Wednesday, July 31, 2013

The Lady Who Votes Against Bernanke and Other Fed Members

The latest Fed statement is out and it is more of the same.

The Fed will continue its $85 billion bond buying program and the Fed says price inflation is below its 2% target, while the MIT Billion Prices Index shows price inflation around 2.5%,

One FOMC  voting member, Kansas City Fed President Esther George, continues to vote against current Fed policy. Here's how the Fed reported the vote at today's meeting:
 Voting for the FOMC monetary policy action were: Ben S. Bernanke, Chairman; William C. Dudley, Vice Chairman; James Bullard; Elizabeth A. Duke; Charles L. Evans; Jerome H. Powell; Sarah Bloom Raskin; Eric S. Rosengren; Jeremy C. Stein; Daniel K. Tarullo; and Janet L. Yellen. Voting against the action was Esther L. George, who was concerned that the continued high level of monetary accommodation increased the risks of future economic and financial imbalances and, over time, could cause an increase in long-term inflation expectations.
Why does she vote this way? George gives few speeches, but she did deliver a speech in June where she discussed her views. She is far from a hard money person, but her speech does contain some concern about the current massive additions to the monetary base. The speech, if anything, provides a clue as to how money printing oriented the remainder of FOMC members must be, if the pushback against mad money printing is only represented George's call for a slowdown in money printing. The below is from her June speech.
With the economy improving and with monetary policy having been extraordinarily accommodative for nearly half a decade, the world, it seems, is holding its breath as it waits to learn when the FOMC might adjust its current policy settings. This anxiety follows in part from the fact that a number of global economies have come to depend on central banks to provide unprecedented amounts of money to engineer growth and influence asset values, fearing otherwise that deflation would take hold.

In the United States, for example, the Federal Reserve has added more than $2 trillion in
Treasuries and agency-MBS securities to its balance sheet over the past five years and continues to add $85 billion each month. To varying degrees, these actions have influenced asset prices,supported financial markets and boosted household wealth.

These unconventional actions also bring their own uncertainty about the outlook for the
economy and increasingly appear to be viewed by markets and the public as “conventional.” As a result, several sectors in the economy are becoming increasingly dependent on near-zero short term interest rates and quantitative easing policies. For example, debit balances in security margin accounts at broker-dealers hit an all-time high in April of this year.
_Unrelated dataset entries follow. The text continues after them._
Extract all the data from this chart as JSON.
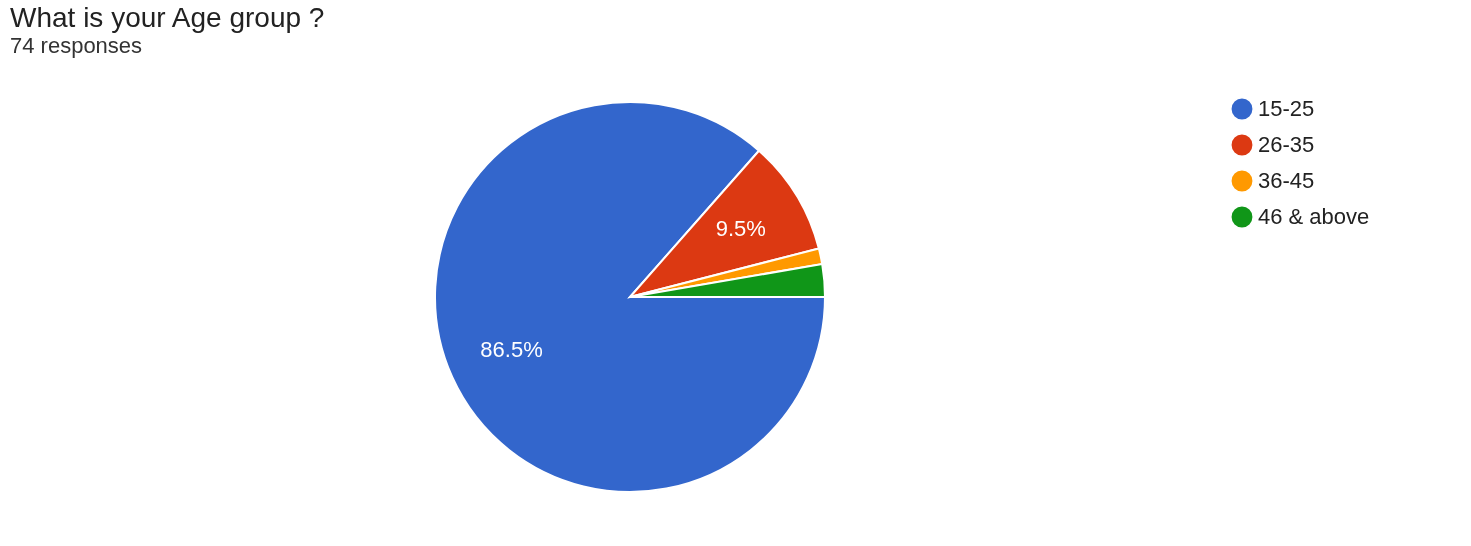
{
  "chart_data": {
    "type": "pie",
    "title": "What is your Age group ?",
    "subtitle": "74 responses",
    "categories": [
      "15-25",
      "26-35",
      "36-45",
      "46 & above"
    ],
    "values": [
      86.5,
      9.5,
      1.3,
      2.7
    ],
    "colors": [
      "#3366cc",
      "#dc3912",
      "#ff9900",
      "#109618"
    ],
    "value_labels": [
      "86.5%",
      "9.5%",
      null,
      null
    ],
    "legend": "right"
  }
}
The rise in thesebalances indicates that investors are borrowing at very low rates of interest to purchase riskier financial assets. Presumably, some investors are pursuing this strategy because they anticipate that loans will continue to be available at very low rates of interest, which will allow them to ride out any market volatility. Likewise, an extended period of low rates is causing investors to be more aggressive about seeking out higher-yielding and riskier assets in the leveraged loan market. Leveraged loans are packages of higher-risk commercial loans, which hit an all-time high in the first quarter of this year.

These issues, among others, raise a most important question for the FOMC about when to shift its policy focus to the longer run and what steps should be taken now that will return the economy to a state less dependent on monetary stimulus.

Like others, I want to see the U.S. economy grow with healthy job creation. Without question, more progress is needed in our labor market. While monetary policy affects inflation and financial stability and influences employment, it cannot singlehandedly fix today’s high unemployment. That will take additional time. In maintaining its present course, the FOMC must consider other possible unintended consequences. For example, Will continuing with current policy and the creation of even greater excess reserves in the banking system result in more lending and economic growth or merely invite asset misallocation? Are we creating a path to stable long-term growth or fostering uncertainty about the impact to the economy when the Federal Reserve must unwind its balance sheet?

Given these dynamics, and in light of improving economic conditions, I support slowing the pace of asset purchases as an appropriate next step for monetary policy. Moreover, such actions would not constitute an outright tightening of monetary policy, but rather, it would slow policy easing. History suggests that waiting too long to acknowledge the economy’s progress and prepare markets for more-normal policy settings carries no less risk than tightening too soon.

In other words, a slowing in the pace of purchases could be viewed as applying less pressure to the gas pedal, rather than stepping on the brake. Adjustments today can take a measured pace as the economy’s progress unfolds. It would importantly begin to lay the groundwork for a period when markets can prepare to function in a way that is far less dependent on central bank actions and allow them to resume their most essential roles of price discovery and resource allocation.